El presidente Ortiz solicitó licencia por enfermedad en julio de 1940 y no volvió a asumir, renunciando en 1942. Ortiz había sido abogado de los ferrocarriles ingleses y su candidatura fue elegida en la Cámara de Comercio Argentino-Británica en Buenos Aires.

El ejército argentino era altamente germanófilo, influencia que había crecido desde fines del siglo XIX y precedía a ambas guerras mundiales. No implicó un rechazo a la democracia sino más bien una admiración por la historia militar alemana, que combinada con un intenso nacionalismo argentino influyó en la postura tomada por el ejército hacia la guerra: mantener la neutralidad. Los argumentos a favor iban desde la tradición militar argentina (ya que el país había sido neutral durante la Primera Guerra Mundial y la Guerra del Pacífico), hasta la anglofobia y el rechazo a los intentos extranjeros de coaccionar a Argentina para que se uniera a una guerra percibida como un conflicto entre países extranjeros sin intereses argentinos en juego. Solo un puñado de líderes militares eran partidarios de Adolf Hitler.[7]

La guerra dio como resultado un pequeño impulso a la economía argentina, ya que se redujeron las importaciones de Gran Bretaña. Se inició así un proceso de industrialización por sustitución de importaciones, que tuvo algunos antecedentes durante la Gran Depresión. Esto también condujo a un proceso de migración interna desde el interior rural hacia los centros urbanos.[8]

Crecen las divisiones[editar]

Las reacciones y posturas hacia la guerra se hicieron más complejas a medida que se desarrollaba el conflicto. Los principales partidos políticos, periódicos e intelectuales apoyaron a los aliados, pero el vicepresidente Ramón Castillo mantuvo la neutralidad. Ortiz, que estaba enfermo de diabetes, no pudo ocupar el cargo de presidente, pero no renunció. La posición de Argentina frente a la guerra generó disputas entre ellos, prevaleciendo Castillo.[9]​ La FORJA apoyó la neutralidad y la vio como una oportunidad para deshacerse de lo que consideraba una intromisión británica en la economía argentina. Algunos trotskistas promovieron la lucha contra el Tercer Reich como el primer paso hacia una lucha de clases internacional. El ejército y algunos nacionalistas apoyaron la industrialización y promovieron la neutralidad como una forma de oponerse al Reino Unido. Se hicieron planes para invadir las Islas Malvinas controladas por los británicos, pero nunca se pusieron en funcionamiento.[10]​ Por otro lado, el diario El Pampero, financiado por la embajada alemana, apoyó a Hitler.[11]

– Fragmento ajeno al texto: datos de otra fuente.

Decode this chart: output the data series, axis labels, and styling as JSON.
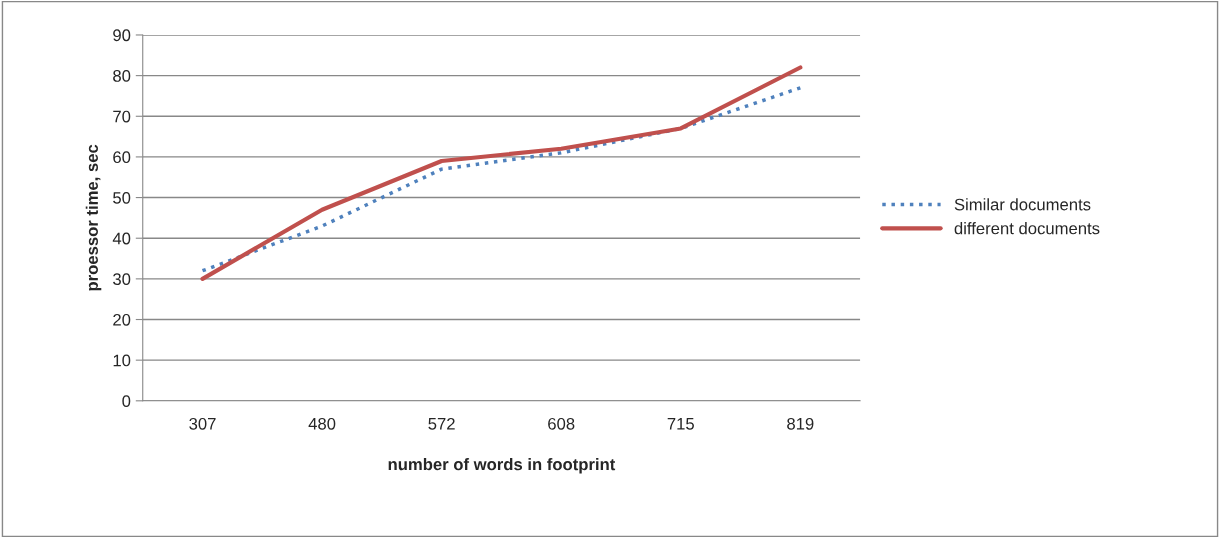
{
  "chart_data": {
    "type": "line",
    "xlabel": "number of words in footprint",
    "ylabel": "proessor time, sec",
    "categories": [
      "307",
      "480",
      "572",
      "608",
      "715",
      "819"
    ],
    "series": [
      {
        "name": "Similar documents",
        "color": "#4f81bd",
        "line_style": "dotted",
        "values": [
          32,
          43,
          57,
          61,
          67,
          77
        ]
      },
      {
        "name": "different documents",
        "color": "#c0504d",
        "line_style": "solid",
        "values": [
          30,
          47,
          59,
          62,
          67,
          82
        ]
      }
    ],
    "ylim": [
      0,
      90
    ],
    "yticks": [
      0,
      10,
      20,
      30,
      40,
      50,
      60,
      70,
      80,
      90
    ],
    "grid": "y",
    "legend": "right",
    "marker": "none"
  }
}
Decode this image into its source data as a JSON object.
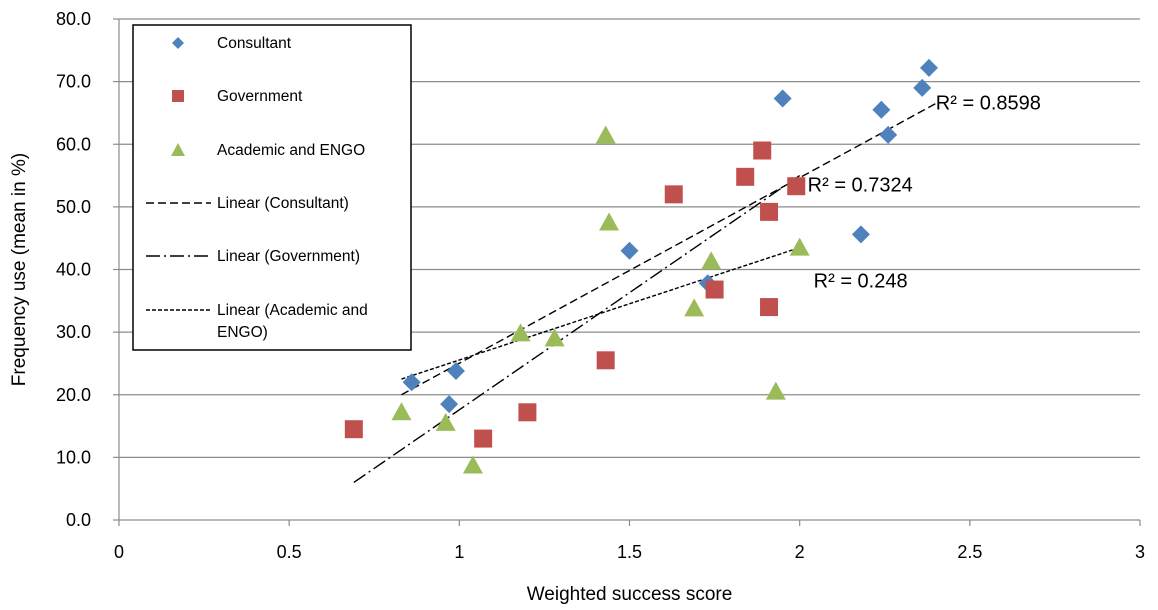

Existen varias interpretaciones sobre los motivos de Castillo para mantenerse neutral. Una de esas perspectivas se centra en la tradición argentina de neutralidad. Otros lo veían como un nacionalista que, por haber nacido en la provincia de Catamarca, no estaba influido por la estructura de poder porteña y podía, con el respaldo del ejército, desafiar la presión para unirse a los Aliados. Una interpretación similar considera en cambio que Castillo simplemente no tenía poder para ir en contra de los deseos del ejército, y si declaraba la guerra sería depuesto en un golpe militar. Una tercera interpretación considera que sólo Estados Unidos buscaban que Argentina declarase la guerra, en tanto que el Reino Unido se beneficiaba con la neutralidad argentina dado que el país suministraba grandes cantidades de ganado. Esta interpretación, sin embargo, no explica las constantes peticiones para declarar guerra por parte de las facciones anglófilas.[12]​ Lo más probable es que fuera una combinación de los deseos de la diplomacia británica y el ejército argentino, que prevaleció sobre las facciones a favor de la guerra.[13]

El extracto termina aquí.